The concept of a national youth-oriented, new music channel is a key here: It would allow records that wouldn’t otherwise be on the radio achieve critical mass (as one person singing Jeff Buckley’s version of “Hallelujah” on national TV has shown). It also would allow for the kind of promotional and staff resources that certainly wouldn’t go to a single station’s HD-2 channel. It would make it easier to create a community around the station. And it would allow broadcasters to finally research younger listeners, something that hasn’t been a top priority for most, even in the face of declining listening levels.
This isn’t to say that there’s not a place for a national adult channel that plays music not found on the radio as well, like eRockster or an American version of Radio 2. The new growth spurt at Triple-A (new in New York and Los Angeles and now present in about two-thirds of the top 20 markets) speaks to that need as well.
It is, in any event, nice to be able to write about broadcasters moving in the right direction.
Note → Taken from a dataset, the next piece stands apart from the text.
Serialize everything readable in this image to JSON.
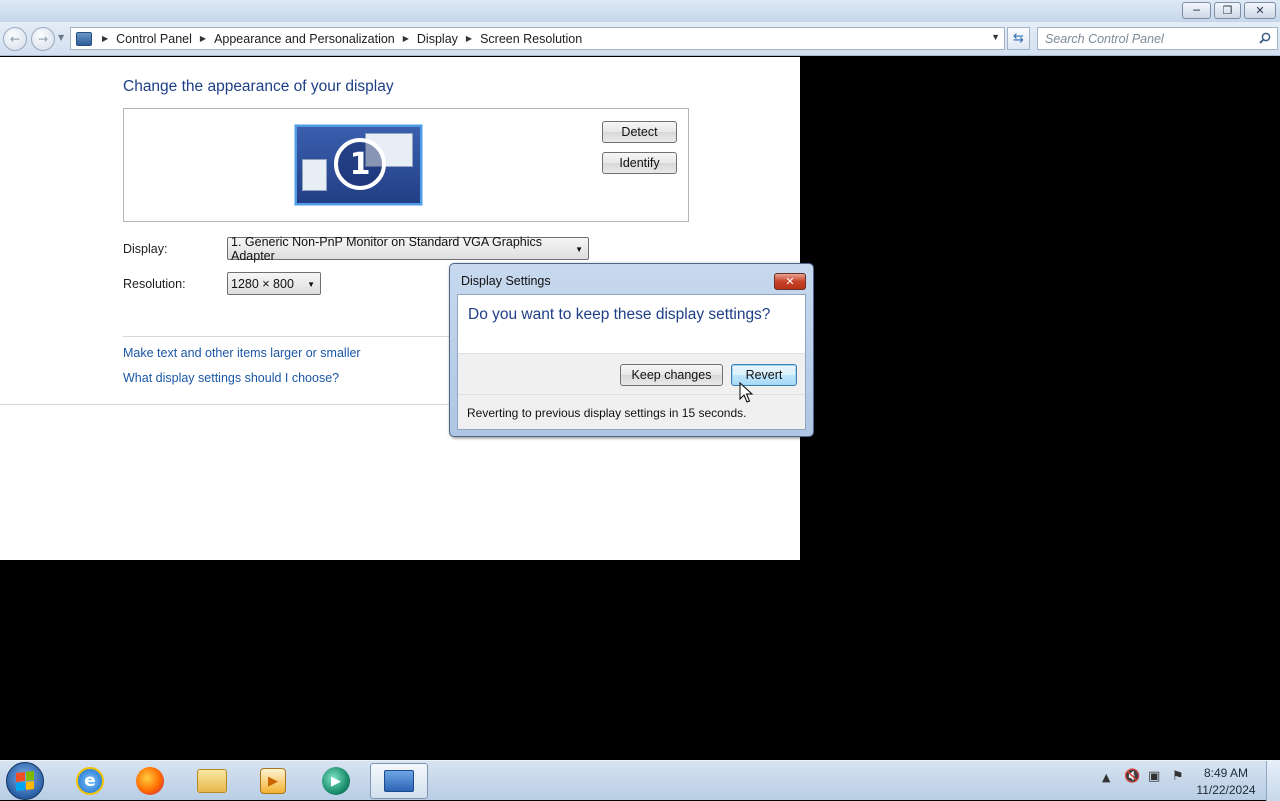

What stations like Ampradio or eRockster need is a sustained push and the resources to be able to ride whatever wave they happen on to.

6 Responses to “Closing In On a National New Music Channel”

  1. Bus A Move

    As long as we’re on the subject of ampradio.com and a national younger-skewed music channel, it’s worth a mention of Busradio.com, the Boston-based service that offers three channels of audio for school buses and is now streaming what appears to…

  2. Michael McDowell/Blitz Magazine says:

    Actually the idea of mixing perhaps the likes of the Cynics and/or Jeremy Morris with Selena Gomez or Miley Cyrus isn’t that farfetched and certainly is no more out of line than the Blues Magoos and Bobbi Martin sharing the top 30 in 1966. I’m all for it, and it’s about time that diversity was back into the mix!

  3. Jay Philpott says:

    Sean,
    Your article focuses on a national new music channel, but it seems that these creation are all featuring releases from the major labels. I think any comprehensive discussion on this topic should also include Bonneville’s iChannel.fm, an international new music channel that features unsigned and independent artists from all 50 states and 29 countries! While I work for Bonneville, my duties do not include any work with iChannel, but I’m a devoted listener and I’m sure PD Ken Williams would be able to fill you in on more about this new audio entertainment creatiion!

  4. Sean Ross says:

    Jay, ichannel.fm was actually mentioned prominently in the profile of eRockster.com on InfiniteDial.com earlier this week. They certainly deserve credit for being there first and for being a much more elaborate effort than many. What I was trying to suggest in this article was a format that finds and plays everything that a disenfranchised 16-year-old listener likes–some of which would be unsigned and independent artists and some of which would likely be some music that is on the radio, just deployed differently. But they are certainly important for the choice they offer.

  5. Jay Philpott says:

    D’oh! How did I miss that? I’m a faithful reader, really. Thanks Sean! (Are you coming to Conclave?)

  6. jean says:

    In the meantime, there’s Triple J, radio One, XFM london, INdie 103, KEXP, KCRW, and Yrockxpn + some rad shows on public radio like soundcheck to keep me entertained. YROCK is the best example of the new radio- love it. they have personalities and its internet only- for the most part.